Lack of NMDAR-mediated excitation in barrel cortex of CxNR1KO mice. a, Fluorescence image of flox/− and CxNR1KO slices stained with a voltage-sensitive dye. The stimulating electrode was placed in white matter (asterisk). b, Fluorescence signals representing membrane depolarization were obtained from layer II–IV (marked red in a) in ACSF, Mg²⁺-free ACSF, Mg²⁺-free ACSF + APV (50 µM), and Mg²⁺-free ACSF + APV (50 µM) + NBQX (10 µM). Arrowheads indicate time of stimulation. Scales, 50 ms, −0.04% fluorescence change. c, Pseudocolour-coded maps of evoked depolarization 30–50 ms after stimulation (open bars in b). Scale bar, 250 µm (a, c). d, Statistical analysis of evoked responses (mean ± s.e.m.). Asterisk, P < 0.01.

Figure 4

Whisker-related patterns as revealed by cytochrome oxidase histochemistry. a, Cortical patterns for five rows (A–E) of major whiskers are present but not well defined in CxNR1KO mice. b, Subcortical patterns in the ventrobasal thalamus (VB) are indistinguishable between control and CxNR1KO samples. c, Row C whisker lesions between P0 and P3 normally lead to fusion of row C barrels (arrowheads) in the cortex and expansion of neighbouring barrels (left). Similar effects are observed in CxNR1KO mice lesioned at P1 (right). Whisker pad (wp), anterior snout (as), lower jaw (lj) and forepaw (fp) representation areas are shown. Scale bar, 800 µm (a), 500 µm (b) and 450 µm (c).

Figure 5

Partial thalamocortical axonal patterns, absence of barrels and barrel boundaries. a, DiI-labelled thalamocortical axons show patchy distribution in control layer IV, and a similar distribution with less distinct patches in the CxNR1KO cortex. b, Flattened sections stained for 5-HTT antibody also reveal distinct patterns in the control cortex and less distinct ones in the CxNR1KO cortex.
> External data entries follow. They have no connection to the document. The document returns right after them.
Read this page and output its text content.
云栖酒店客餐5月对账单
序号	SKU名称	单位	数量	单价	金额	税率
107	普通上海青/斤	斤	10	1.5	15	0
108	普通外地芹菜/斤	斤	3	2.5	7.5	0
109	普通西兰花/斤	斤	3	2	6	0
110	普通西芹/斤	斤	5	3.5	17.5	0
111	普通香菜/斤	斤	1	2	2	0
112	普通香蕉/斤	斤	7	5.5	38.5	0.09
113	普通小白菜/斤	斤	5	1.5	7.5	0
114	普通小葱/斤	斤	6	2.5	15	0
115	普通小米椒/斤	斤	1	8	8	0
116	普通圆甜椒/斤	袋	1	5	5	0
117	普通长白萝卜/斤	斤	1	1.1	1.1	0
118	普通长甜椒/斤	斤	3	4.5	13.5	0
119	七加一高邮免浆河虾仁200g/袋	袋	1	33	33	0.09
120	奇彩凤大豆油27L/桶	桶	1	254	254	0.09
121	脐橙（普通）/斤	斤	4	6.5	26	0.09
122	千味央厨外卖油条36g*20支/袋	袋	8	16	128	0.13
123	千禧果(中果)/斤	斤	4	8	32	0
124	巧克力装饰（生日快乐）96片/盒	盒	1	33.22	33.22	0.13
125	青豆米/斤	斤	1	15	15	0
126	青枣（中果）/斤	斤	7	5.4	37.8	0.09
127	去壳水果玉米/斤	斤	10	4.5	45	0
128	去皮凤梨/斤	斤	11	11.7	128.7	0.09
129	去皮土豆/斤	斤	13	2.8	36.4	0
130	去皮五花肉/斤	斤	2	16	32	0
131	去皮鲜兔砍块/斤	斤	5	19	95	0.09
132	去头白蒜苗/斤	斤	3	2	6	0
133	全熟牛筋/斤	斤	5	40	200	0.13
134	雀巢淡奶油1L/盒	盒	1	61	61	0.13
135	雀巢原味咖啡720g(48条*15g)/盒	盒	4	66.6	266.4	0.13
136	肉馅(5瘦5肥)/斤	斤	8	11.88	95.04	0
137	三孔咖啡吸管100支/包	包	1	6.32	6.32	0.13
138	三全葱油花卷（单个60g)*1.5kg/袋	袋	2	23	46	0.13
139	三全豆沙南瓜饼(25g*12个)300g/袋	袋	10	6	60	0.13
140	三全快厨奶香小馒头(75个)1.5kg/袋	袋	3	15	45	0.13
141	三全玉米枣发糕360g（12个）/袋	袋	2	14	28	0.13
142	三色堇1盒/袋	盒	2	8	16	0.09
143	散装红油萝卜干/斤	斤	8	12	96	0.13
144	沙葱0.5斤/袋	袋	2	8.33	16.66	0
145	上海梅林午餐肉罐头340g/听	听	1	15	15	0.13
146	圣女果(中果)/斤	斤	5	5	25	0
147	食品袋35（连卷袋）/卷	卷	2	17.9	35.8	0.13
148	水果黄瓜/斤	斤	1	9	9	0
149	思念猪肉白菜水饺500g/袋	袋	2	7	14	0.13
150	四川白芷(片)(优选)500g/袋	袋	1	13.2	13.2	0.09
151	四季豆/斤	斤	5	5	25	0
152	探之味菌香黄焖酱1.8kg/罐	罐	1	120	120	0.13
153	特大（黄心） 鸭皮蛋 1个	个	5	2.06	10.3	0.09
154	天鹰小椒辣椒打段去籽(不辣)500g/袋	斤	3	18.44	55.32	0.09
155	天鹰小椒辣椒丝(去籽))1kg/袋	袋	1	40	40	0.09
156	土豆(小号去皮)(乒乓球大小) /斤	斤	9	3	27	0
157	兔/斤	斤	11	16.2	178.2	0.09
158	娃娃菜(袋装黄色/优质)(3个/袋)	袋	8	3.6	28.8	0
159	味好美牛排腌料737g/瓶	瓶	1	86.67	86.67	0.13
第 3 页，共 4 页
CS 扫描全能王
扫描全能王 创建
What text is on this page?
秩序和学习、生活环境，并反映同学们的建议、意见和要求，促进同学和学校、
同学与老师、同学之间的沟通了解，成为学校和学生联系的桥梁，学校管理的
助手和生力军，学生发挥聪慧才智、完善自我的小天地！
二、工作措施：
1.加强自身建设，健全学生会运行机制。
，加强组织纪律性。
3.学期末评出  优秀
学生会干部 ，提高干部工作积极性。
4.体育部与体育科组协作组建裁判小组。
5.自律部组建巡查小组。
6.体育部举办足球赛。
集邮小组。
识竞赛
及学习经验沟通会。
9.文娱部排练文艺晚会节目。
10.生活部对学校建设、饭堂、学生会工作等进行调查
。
In the CxNR1KO cortex, primarily the large whisker patterns are noticeable. c–e, Cytochrome-oxidase-dense patches (asterisks) in flattened cortex (c), and adjacent sections immunostained for tenascin antibody (d). The same sections shown in d were counterstained with cresyl violet (e). f, g, 5-HTT antibody (f) or cresyl violet (g) stained sections spanning equivalent regions of the whisker barrel cortex in the coronal plane. Scale bar, 200 µm (a), 650 µm (b), 250 µm (c–e) and 450 µm (f, g).